← К описанию

Пауль Целан - Избранные стихотворения



Бутылочная почта (предисловие переводчика)

Стихотворение «замирает в надежде», как загнанный зверь.

Из материалов к докладу «О темноте поэтического»

Стихотворение – это обретшая целостный образ тоска Я по иному…

Материалы к «Меридиану»

Стихотворение – стихотворение современное – вне сомнения, все больше стремится к немоте…

Бюхнеровская речь

Оставьте стихотворению его темноту…

Фрагменты из наследия

Стихотворение, я думаю, даже там, где наиболее богато образами, имеет антиметафорический характер; образ несет в себе нечто феноменальное, познаваемое посредством созерцания.

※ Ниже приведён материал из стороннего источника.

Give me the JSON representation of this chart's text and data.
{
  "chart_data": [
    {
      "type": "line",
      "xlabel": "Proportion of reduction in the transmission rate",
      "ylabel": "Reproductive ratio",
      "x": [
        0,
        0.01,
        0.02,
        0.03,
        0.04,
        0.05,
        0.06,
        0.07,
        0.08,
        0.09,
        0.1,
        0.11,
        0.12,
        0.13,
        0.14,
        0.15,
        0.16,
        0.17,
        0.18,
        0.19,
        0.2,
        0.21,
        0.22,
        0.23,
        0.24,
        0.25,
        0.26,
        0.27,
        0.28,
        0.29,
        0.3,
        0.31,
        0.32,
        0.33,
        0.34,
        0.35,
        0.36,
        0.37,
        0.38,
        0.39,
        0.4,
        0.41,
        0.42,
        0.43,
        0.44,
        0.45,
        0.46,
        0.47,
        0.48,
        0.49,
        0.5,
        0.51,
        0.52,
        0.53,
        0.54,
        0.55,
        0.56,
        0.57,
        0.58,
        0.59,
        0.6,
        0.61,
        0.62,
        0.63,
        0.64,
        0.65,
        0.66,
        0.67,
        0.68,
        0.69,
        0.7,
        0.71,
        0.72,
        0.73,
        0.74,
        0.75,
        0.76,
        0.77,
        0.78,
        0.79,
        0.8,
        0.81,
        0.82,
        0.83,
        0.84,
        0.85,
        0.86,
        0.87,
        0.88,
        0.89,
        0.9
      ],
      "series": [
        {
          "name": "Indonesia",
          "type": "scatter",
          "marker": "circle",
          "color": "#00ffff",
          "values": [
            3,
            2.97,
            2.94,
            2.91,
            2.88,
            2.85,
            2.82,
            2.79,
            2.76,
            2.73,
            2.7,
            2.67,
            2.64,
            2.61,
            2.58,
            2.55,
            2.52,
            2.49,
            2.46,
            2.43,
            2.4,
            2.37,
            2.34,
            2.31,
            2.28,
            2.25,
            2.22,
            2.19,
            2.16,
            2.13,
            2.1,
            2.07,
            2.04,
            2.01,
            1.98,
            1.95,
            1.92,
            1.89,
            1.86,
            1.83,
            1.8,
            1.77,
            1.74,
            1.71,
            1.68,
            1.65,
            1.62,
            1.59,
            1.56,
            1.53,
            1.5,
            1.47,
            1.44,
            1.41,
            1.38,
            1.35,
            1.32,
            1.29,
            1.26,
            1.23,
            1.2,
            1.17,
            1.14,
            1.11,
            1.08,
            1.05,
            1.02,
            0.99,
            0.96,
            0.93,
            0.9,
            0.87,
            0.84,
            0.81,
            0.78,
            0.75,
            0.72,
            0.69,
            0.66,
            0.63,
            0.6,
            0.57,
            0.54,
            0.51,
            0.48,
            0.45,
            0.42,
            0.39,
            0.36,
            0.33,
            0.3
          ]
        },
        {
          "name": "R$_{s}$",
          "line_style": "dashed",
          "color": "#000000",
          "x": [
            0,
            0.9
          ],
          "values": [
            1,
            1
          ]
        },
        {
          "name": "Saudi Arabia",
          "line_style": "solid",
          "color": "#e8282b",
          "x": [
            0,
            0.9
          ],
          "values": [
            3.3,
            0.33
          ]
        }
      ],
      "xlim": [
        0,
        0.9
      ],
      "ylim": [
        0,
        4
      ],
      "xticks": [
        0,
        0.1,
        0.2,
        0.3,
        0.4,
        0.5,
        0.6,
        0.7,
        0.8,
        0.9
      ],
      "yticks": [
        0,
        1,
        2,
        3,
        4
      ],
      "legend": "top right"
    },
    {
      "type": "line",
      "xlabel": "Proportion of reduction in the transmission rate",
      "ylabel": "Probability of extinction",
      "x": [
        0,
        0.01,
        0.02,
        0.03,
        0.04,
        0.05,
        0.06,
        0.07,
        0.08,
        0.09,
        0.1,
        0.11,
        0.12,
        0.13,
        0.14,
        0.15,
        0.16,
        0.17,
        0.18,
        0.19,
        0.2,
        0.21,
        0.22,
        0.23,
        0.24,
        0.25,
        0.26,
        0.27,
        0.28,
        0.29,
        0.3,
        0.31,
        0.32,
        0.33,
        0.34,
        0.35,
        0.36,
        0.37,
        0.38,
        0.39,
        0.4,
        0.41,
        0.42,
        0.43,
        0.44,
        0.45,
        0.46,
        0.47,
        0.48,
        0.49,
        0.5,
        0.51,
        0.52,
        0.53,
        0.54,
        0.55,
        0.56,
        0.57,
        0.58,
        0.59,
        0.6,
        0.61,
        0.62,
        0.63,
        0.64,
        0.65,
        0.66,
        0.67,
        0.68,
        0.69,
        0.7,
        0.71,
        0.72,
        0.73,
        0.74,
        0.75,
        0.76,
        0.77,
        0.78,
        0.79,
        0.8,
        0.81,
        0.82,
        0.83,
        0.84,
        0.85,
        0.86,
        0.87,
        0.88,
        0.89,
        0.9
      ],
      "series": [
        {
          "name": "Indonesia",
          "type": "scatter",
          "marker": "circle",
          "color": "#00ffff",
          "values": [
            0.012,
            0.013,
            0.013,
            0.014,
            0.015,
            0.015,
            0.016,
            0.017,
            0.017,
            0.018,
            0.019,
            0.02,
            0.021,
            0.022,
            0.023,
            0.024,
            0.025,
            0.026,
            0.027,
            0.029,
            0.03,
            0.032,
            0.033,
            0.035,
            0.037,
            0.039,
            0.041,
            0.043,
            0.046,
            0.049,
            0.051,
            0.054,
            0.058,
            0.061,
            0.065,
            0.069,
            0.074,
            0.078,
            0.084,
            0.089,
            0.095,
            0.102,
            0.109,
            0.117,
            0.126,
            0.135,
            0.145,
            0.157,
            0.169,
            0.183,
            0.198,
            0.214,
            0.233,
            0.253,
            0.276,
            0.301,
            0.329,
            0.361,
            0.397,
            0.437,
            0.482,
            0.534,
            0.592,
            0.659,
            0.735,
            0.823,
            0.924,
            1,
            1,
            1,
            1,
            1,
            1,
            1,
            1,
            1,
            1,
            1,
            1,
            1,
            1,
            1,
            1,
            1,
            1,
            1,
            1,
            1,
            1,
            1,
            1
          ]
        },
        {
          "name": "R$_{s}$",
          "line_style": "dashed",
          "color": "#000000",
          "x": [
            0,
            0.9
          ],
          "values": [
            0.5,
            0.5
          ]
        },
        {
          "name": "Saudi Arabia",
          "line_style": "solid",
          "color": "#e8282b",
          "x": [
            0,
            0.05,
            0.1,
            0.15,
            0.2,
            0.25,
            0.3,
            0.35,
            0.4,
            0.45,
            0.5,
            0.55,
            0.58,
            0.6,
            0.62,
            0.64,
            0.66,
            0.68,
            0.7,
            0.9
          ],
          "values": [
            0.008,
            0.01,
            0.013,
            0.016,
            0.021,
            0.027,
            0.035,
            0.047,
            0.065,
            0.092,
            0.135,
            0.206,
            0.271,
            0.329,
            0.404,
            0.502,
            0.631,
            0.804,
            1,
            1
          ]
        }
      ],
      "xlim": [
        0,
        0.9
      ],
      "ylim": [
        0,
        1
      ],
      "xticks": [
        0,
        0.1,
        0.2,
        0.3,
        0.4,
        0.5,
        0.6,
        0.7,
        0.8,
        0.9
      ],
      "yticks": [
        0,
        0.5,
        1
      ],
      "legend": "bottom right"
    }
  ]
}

Стихотворение: обломок ставшего смертным языка – того языка, который вступил на путь, ведущий в Ничто.

Материалы к «Меридиану»

Поэт в антипоэтическую эпоху

1

«В поисках за Паулем Целаном» – с таким названием я планировал выпустить книжку переводных текстов из австрийского (считающегося таковым) поэта, с подзаголовком: «опыт чтения, транскрипций, догадок, непостижений». Никакого кокетства в этом не было и нет, поскольку чувство громадного несоответствия текстов поэта переложениям их на русский (не только моим, но и всем мне известным) оставалось неуклонным. При том, что на каком-то этапе я начал вполне понимать (так мне казалось) природу этой неудачи, однако понимать и преодолеть барьер – слишком разные модусы. Быть может, это чересчур общие и универсальные переводческие ламентации, однако их следовало бы всегда выводить перед читателем на первый план, ибо трансляция заблуждений слишком укоренилась в гуманитарии под видом «передачи истины».

2

Ничуть не отрицаю прав наследников, однако странное возникает чувство, когда дело касается стихов. Ведь перевод невозможен, и то, что профану кажется почти повтором произведения, есть на самом деле продукт речевого отклика на звучание мембраны, ибо созерцающий и созерцаемое есть одно, и если не одно и то же, то по крайней мере одно целое. Созерцающий созерцает себя, ибо иное он и не может созерцать. Конечно, в восприятие входит вся сумма понимания-чувствования текстов и судьбы переводимого поэта. Эта форма предвзятости и заведомой ошибочности тоже входит в фильтр, в фильтрационную оптику. Есть и еще одна вещь, наисущественная, но о ней я скажу позднее. Во всяком случае, уже ясно, сколь странно испрашивать разрешения на отклик, на толкование, на фантазии, пусть вполне искренне трактуемые как движение по той же тропе след в след. Но эта кажимость того же сорта, что и популярная присказка «я вас понимаю» в серьезном доверительном разговоре. Разве же так говорящий действительно понимает? Всякое понимание таит кладезь непонимания, ложного понимания, ибо формально-понятийное понимание скрывает разность глубинных, порой иррациональных установок.

Существо стихов Целана – не в метафорической или интеллектуально-игровой ценности, а в том, что́ именно поэт подразумевает, что́ стоит «за тактом», в том, на что указывает акт судьбинной спонтанности стихотворения. Читатель может почувствовать смысл и сверхсмысл ситуации. Скорее сразу второе, потому что первый зачастую неявен или слишком зыбок, подобно смыслу орнамента. Разумеется, переводчик поэта вовсе не являет сознательного желания фантазировать, или «вступать в диалог», или сочинять вариации на тему. Но все эти бессчетные мельчайшие отклонения (от чего?) появляются сами в ходе искреннейшего желания перевести текст, взяв его за руку (или на руки) как ребенка. Перевести с одного берега на другой. Однако на другом берегу – иной пейзаж. Сам Целан как-то назвал свои стихи «живым мраком», «ожившим мраком». Далее он задает вопрос (в стихотворении «Из мрака во мрак»): «Возможно ли его пере-садить? Да так, чтоб он очнулся?» То есть взошел новый мрак, а не та ясность, к которой порой изо всех сил стремится наш брат переводчик. Издателю Шифферли в мае 1954 г.: «Текст Пикассо нужно, собственно, не только перевести, но и – если будет дозволено злоупотребить хайдеггеровским словцом – пересадить (übersetzt – übergesetzt)».